Melo - Posso ter todos os defeitos, mas nunca misturei um centavo público com o privado. Eu escolhi a Sônia (da Rosa, ex-secretária de Educação) porque ela tinha trabalhado no governo do Estado, ela foi uma profissional muito atuante. Mas nunca recomendei qualquer secretário que fizesse qualquer tipo de coisa incorreta. Quando veio esse episódio, abri minha investigação, mandei para a controladoria, e eles rapidamente investigaram, com uma série de apontamentos. Eu imediatamente fui ao setor de redação da prefeitura e pedi uma nota para os órgãos de controle. Sei que aquele relatório ajudou muito. O que eu espero é uma apuração rápida e, se houve desvio, sendo agente público ou privado, que devolva o dinheiro e vá para a cadeia. A diferença minha e do PT, é que o PT, quando tem corrupção, bota para debaixo do tapete. Eu não.
JC - Como se pode reforçar a fiscalização interna?
Melo - Eu vou ser o que eu fui agora: rigoroso. E talvez reforçar a controladoria... depois desse episódio da Smed, eu mudei minha agenda. Quero saber o que vai se tratar, quem vem, quem não vem. A democracia tem algo chamado presunção de inocência. Mas o Brasil vive o contrário, um denuncismo. Não espere de mim ferir biografias. O PT está cheio de problemas, mas acho que a Maria do Rosário é uma pessoa correta.
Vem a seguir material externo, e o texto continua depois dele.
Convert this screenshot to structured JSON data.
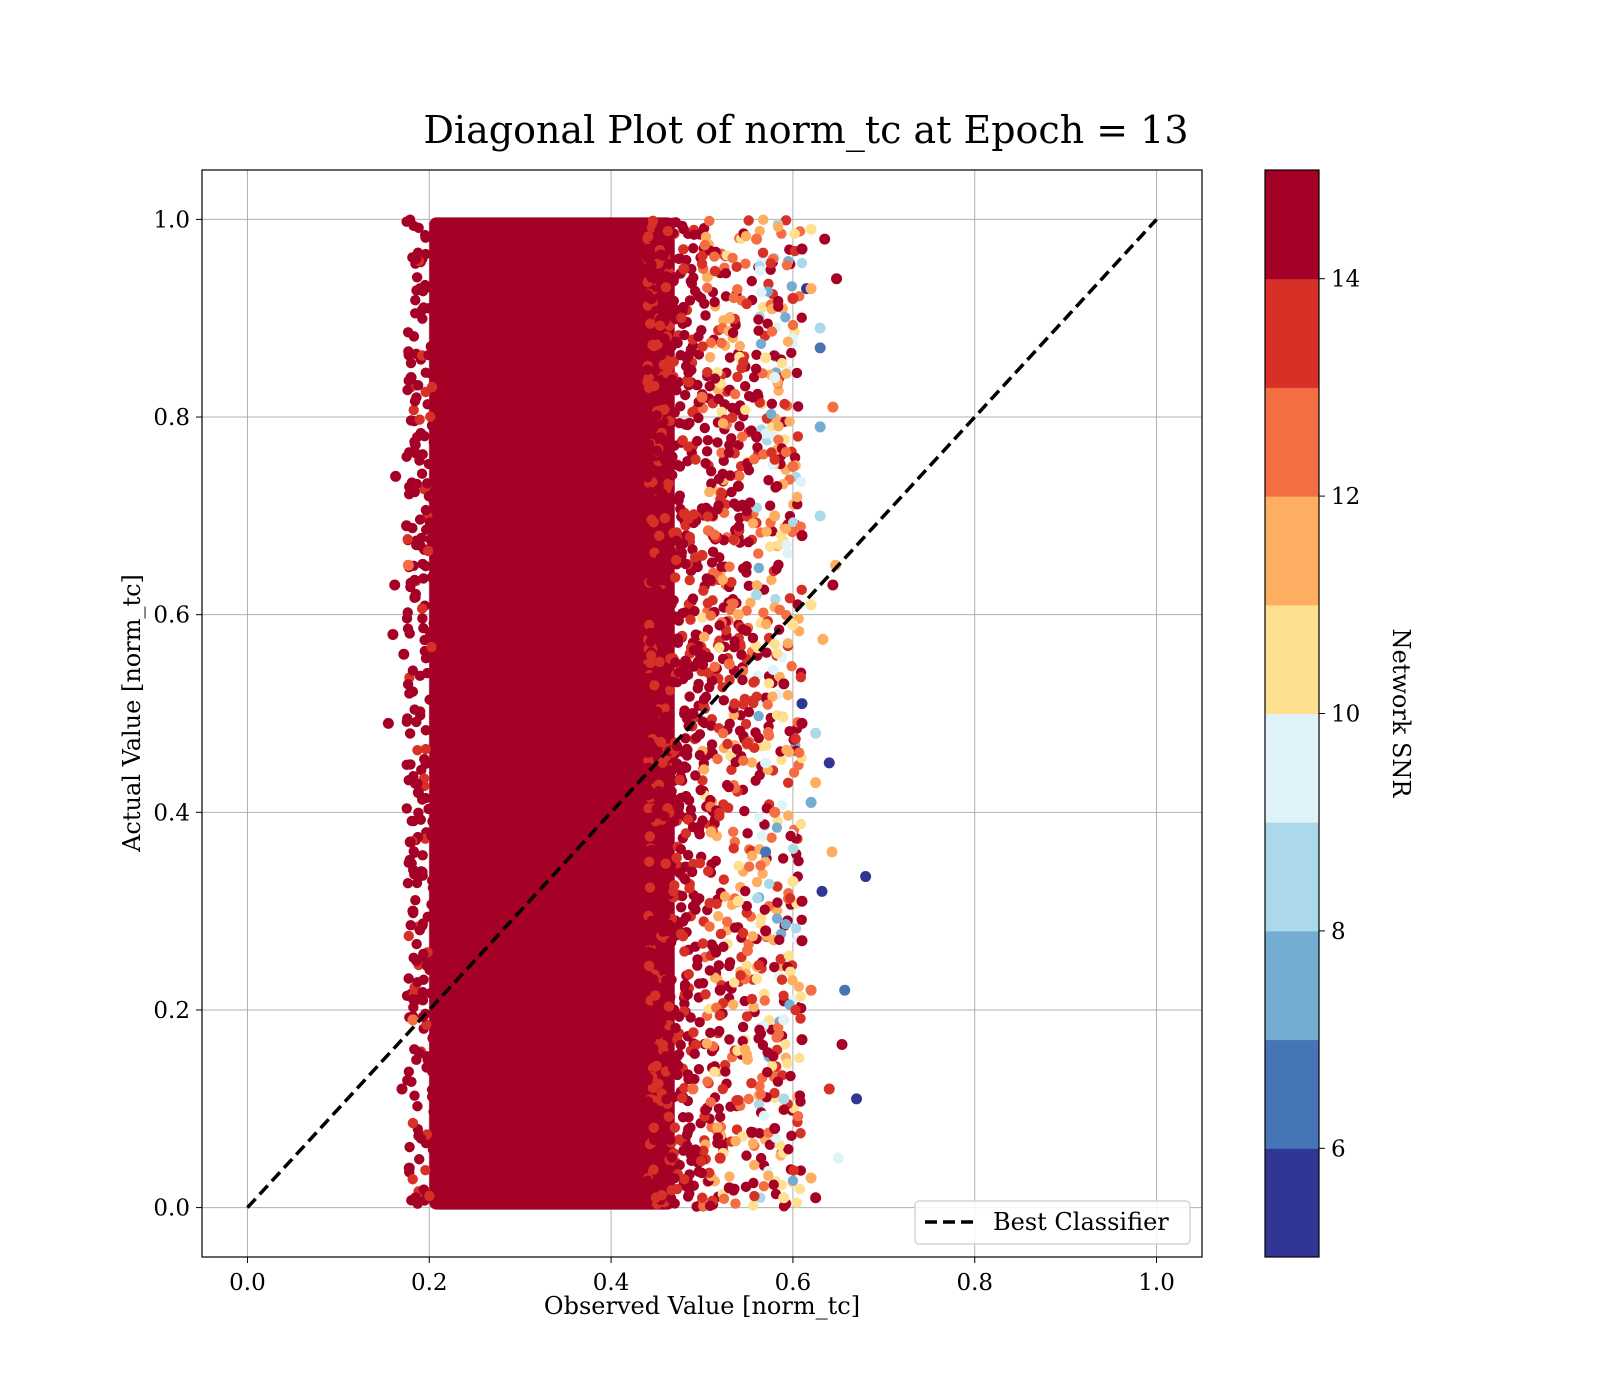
{
  "chart_data": {
    "type": "scatter",
    "title": "Diagonal Plot of norm_tc at Epoch = 13",
    "xlabel": "Observed Value [norm_tc]",
    "ylabel": "Actual Value [norm_tc]",
    "xlim": [
      -0.05,
      1.05
    ],
    "ylim": [
      -0.05,
      1.05
    ],
    "x_ticks": [
      "0.0",
      "0.2",
      "0.4",
      "0.6",
      "0.8",
      "1.0"
    ],
    "y_ticks": [
      "0.0",
      "0.2",
      "0.4",
      "0.6",
      "0.8",
      "1.0"
    ],
    "grid": true,
    "legend": {
      "placement": "lower-right",
      "entries": [
        "Best Classifier"
      ]
    },
    "reference_line": {
      "name": "Best Classifier",
      "x": [
        0.0,
        1.0
      ],
      "y": [
        0.0,
        1.0
      ],
      "style": "dashed",
      "color": "#000000"
    },
    "colorbar": {
      "label": "Network SNR",
      "range": [
        5,
        15
      ],
      "ticks": [
        "6",
        "8",
        "10",
        "12",
        "14"
      ],
      "levels": [
        5,
        6,
        7,
        8,
        9,
        10,
        11,
        12,
        13,
        14,
        15
      ],
      "colors": [
        "#313695",
        "#4575b4",
        "#74add1",
        "#abd9e9",
        "#e0f3f8",
        "#fee090",
        "#fdae61",
        "#f46d43",
        "#d73027",
        "#a50026"
      ]
    },
    "scatter_summary": {
      "dense_core": {
        "x_range": [
          0.2,
          0.47
        ],
        "y_range": [
          0.0,
          1.0
        ],
        "color": "#a50026"
      },
      "sparse_fringe": {
        "x_range": [
          0.15,
          0.68
        ],
        "y_range": [
          0.0,
          1.0
        ]
      }
    },
    "points": [
      {
        "x": 0.155,
        "y": 0.49,
        "c": 14.5
      },
      {
        "x": 0.163,
        "y": 0.74,
        "c": 14.5
      },
      {
        "x": 0.16,
        "y": 0.58,
        "c": 14.5
      },
      {
        "x": 0.162,
        "y": 0.63,
        "c": 14.5
      },
      {
        "x": 0.17,
        "y": 0.12,
        "c": 14.5
      },
      {
        "x": 0.178,
        "y": 0.04,
        "c": 14.5
      },
      {
        "x": 0.182,
        "y": 0.19,
        "c": 12.5
      },
      {
        "x": 0.185,
        "y": 0.96,
        "c": 14.5
      },
      {
        "x": 0.19,
        "y": 0.93,
        "c": 14.5
      },
      {
        "x": 0.172,
        "y": 0.56,
        "c": 14.5
      },
      {
        "x": 0.175,
        "y": 0.69,
        "c": 14.5
      },
      {
        "x": 0.18,
        "y": 0.84,
        "c": 14.5
      },
      {
        "x": 0.182,
        "y": 0.3,
        "c": 14.5
      },
      {
        "x": 0.185,
        "y": 0.01,
        "c": 14.5
      },
      {
        "x": 0.177,
        "y": 0.65,
        "c": 12.5
      },
      {
        "x": 0.188,
        "y": 0.42,
        "c": 14.5
      },
      {
        "x": 0.186,
        "y": 0.25,
        "c": 14.5
      },
      {
        "x": 0.179,
        "y": 0.37,
        "c": 14.5
      },
      {
        "x": 0.48,
        "y": 0.95,
        "c": 13.5
      },
      {
        "x": 0.49,
        "y": 0.12,
        "c": 12.5
      },
      {
        "x": 0.5,
        "y": 0.66,
        "c": 13.5
      },
      {
        "x": 0.51,
        "y": 0.38,
        "c": 11.5
      },
      {
        "x": 0.49,
        "y": 0.5,
        "c": 14.5
      },
      {
        "x": 0.5,
        "y": 0.82,
        "c": 12.5
      },
      {
        "x": 0.52,
        "y": 0.22,
        "c": 14.5
      },
      {
        "x": 0.53,
        "y": 0.9,
        "c": 11.5
      },
      {
        "x": 0.52,
        "y": 0.05,
        "c": 13.5
      },
      {
        "x": 0.53,
        "y": 0.55,
        "c": 12.5
      },
      {
        "x": 0.54,
        "y": 0.73,
        "c": 14.5
      },
      {
        "x": 0.54,
        "y": 0.31,
        "c": 10.5
      },
      {
        "x": 0.55,
        "y": 0.47,
        "c": 13.5
      },
      {
        "x": 0.55,
        "y": 0.15,
        "c": 11.5
      },
      {
        "x": 0.56,
        "y": 0.98,
        "c": 12.5
      },
      {
        "x": 0.56,
        "y": 0.62,
        "c": 8.5
      },
      {
        "x": 0.57,
        "y": 0.28,
        "c": 14.5
      },
      {
        "x": 0.57,
        "y": 0.86,
        "c": 10.5
      },
      {
        "x": 0.58,
        "y": 0.4,
        "c": 12.5
      },
      {
        "x": 0.58,
        "y": 0.08,
        "c": 14.5
      },
      {
        "x": 0.58,
        "y": 0.7,
        "c": 11.5
      },
      {
        "x": 0.59,
        "y": 0.19,
        "c": 9.5
      },
      {
        "x": 0.59,
        "y": 0.53,
        "c": 14.5
      },
      {
        "x": 0.6,
        "y": 0.92,
        "c": 13.5
      },
      {
        "x": 0.6,
        "y": 0.33,
        "c": 10.5
      },
      {
        "x": 0.56,
        "y": 0.78,
        "c": 14.5
      },
      {
        "x": 0.57,
        "y": 0.45,
        "c": 9.5
      },
      {
        "x": 0.55,
        "y": 0.26,
        "c": 12.5
      },
      {
        "x": 0.54,
        "y": 0.6,
        "c": 11.5
      },
      {
        "x": 0.53,
        "y": 0.02,
        "c": 14.5
      },
      {
        "x": 0.61,
        "y": 0.97,
        "c": 14.5
      },
      {
        "x": 0.61,
        "y": 0.68,
        "c": 14.5
      },
      {
        "x": 0.61,
        "y": 0.49,
        "c": 14.5
      },
      {
        "x": 0.61,
        "y": 0.27,
        "c": 14.5
      },
      {
        "x": 0.61,
        "y": 0.31,
        "c": 14.5
      },
      {
        "x": 0.61,
        "y": 0.17,
        "c": 14.5
      },
      {
        "x": 0.61,
        "y": 0.51,
        "c": 5.5
      },
      {
        "x": 0.615,
        "y": 0.93,
        "c": 5.5
      },
      {
        "x": 0.62,
        "y": 0.99,
        "c": 10.5
      },
      {
        "x": 0.62,
        "y": 0.93,
        "c": 11.5
      },
      {
        "x": 0.62,
        "y": 0.61,
        "c": 10.5
      },
      {
        "x": 0.62,
        "y": 0.41,
        "c": 7.5
      },
      {
        "x": 0.62,
        "y": 0.22,
        "c": 12.5
      },
      {
        "x": 0.62,
        "y": 0.03,
        "c": 11.5
      },
      {
        "x": 0.625,
        "y": 0.48,
        "c": 8.5
      },
      {
        "x": 0.625,
        "y": 0.01,
        "c": 14.5
      },
      {
        "x": 0.625,
        "y": 0.43,
        "c": 11.5
      },
      {
        "x": 0.63,
        "y": 0.89,
        "c": 8.5
      },
      {
        "x": 0.63,
        "y": 0.87,
        "c": 6.5
      },
      {
        "x": 0.63,
        "y": 0.7,
        "c": 8.5
      },
      {
        "x": 0.63,
        "y": 0.79,
        "c": 7.5
      },
      {
        "x": 0.633,
        "y": 0.575,
        "c": 11.5
      },
      {
        "x": 0.632,
        "y": 0.32,
        "c": 5.5
      },
      {
        "x": 0.635,
        "y": 0.98,
        "c": 14.5
      },
      {
        "x": 0.64,
        "y": 0.12,
        "c": 13.5
      },
      {
        "x": 0.64,
        "y": 0.45,
        "c": 5.5
      },
      {
        "x": 0.643,
        "y": 0.36,
        "c": 11.5
      },
      {
        "x": 0.644,
        "y": 0.81,
        "c": 12.5
      },
      {
        "x": 0.644,
        "y": 0.63,
        "c": 14.5
      },
      {
        "x": 0.647,
        "y": 0.65,
        "c": 11.5
      },
      {
        "x": 0.648,
        "y": 0.94,
        "c": 14.5
      },
      {
        "x": 0.65,
        "y": 0.05,
        "c": 9.5
      },
      {
        "x": 0.654,
        "y": 0.165,
        "c": 14.5
      },
      {
        "x": 0.657,
        "y": 0.22,
        "c": 6.5
      },
      {
        "x": 0.67,
        "y": 0.11,
        "c": 5.5
      },
      {
        "x": 0.68,
        "y": 0.335,
        "c": 5.5
      },
      {
        "x": 0.6,
        "y": 0.59,
        "c": 10.5
      },
      {
        "x": 0.59,
        "y": 0.11,
        "c": 8.5
      },
      {
        "x": 0.58,
        "y": 0.84,
        "c": 9.5
      },
      {
        "x": 0.57,
        "y": 0.36,
        "c": 6.5
      },
      {
        "x": 0.6,
        "y": 0.75,
        "c": 12.5
      },
      {
        "x": 0.59,
        "y": 0.01,
        "c": 10.5
      }
    ]
  }
}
Mas ela não tem o direito de ficar jogando pedra desse jeito, porque o entorno dela está cheio de problemas.
JC - O senhor garante que cumprirá os quatro anos de mandato?
Melo - Se tem uma pessoa que mais quis ser prefeito desta cidade, "soy yo". Eu sou candidato a prefeito e vou cumprir meus quatro anos de mandato com muito gosto, entregar uma cidade e uma vida melhor para os porto-alegrenses, com mais mudança, mais transformações.
 

Perfil

Sebastião de Araújo Melo nasceu em Piracanjuba (GO). Tem 64 anos e até os 15 anos trabalhou no campo. Mudou-se para Porto Alegre em 1978 e filiou-se ao MDB. Para concluir os estudos no Colégio Marechal Floriano, trabalhou em uma lancheria no Centro. Também foi carregador de caixotes nas Centrais de Abastecimento e vendedor em lojas de material de construção. Cursou Direito na Unisinos. Começou na política estudantil ao presidir o centro acadêmico. Atuou como advogado. Em 2000, elegeu-se vereador na Capital, reelegendo-se em 2004 e 2008. Após o terceiro mandato, foi eleito vice em 2012 na chapa de José Fortunati (PDT, 2013-2016). Foi candidato a prefeito em 2016, mas não se elegeu. Em 2018, foi eleito deputado estadual. Em 2020, disputou a prefeitura com vitória no segundo turno. Na eleição deste ano, passou ao segundo turno com 49,7% dos votos válidos.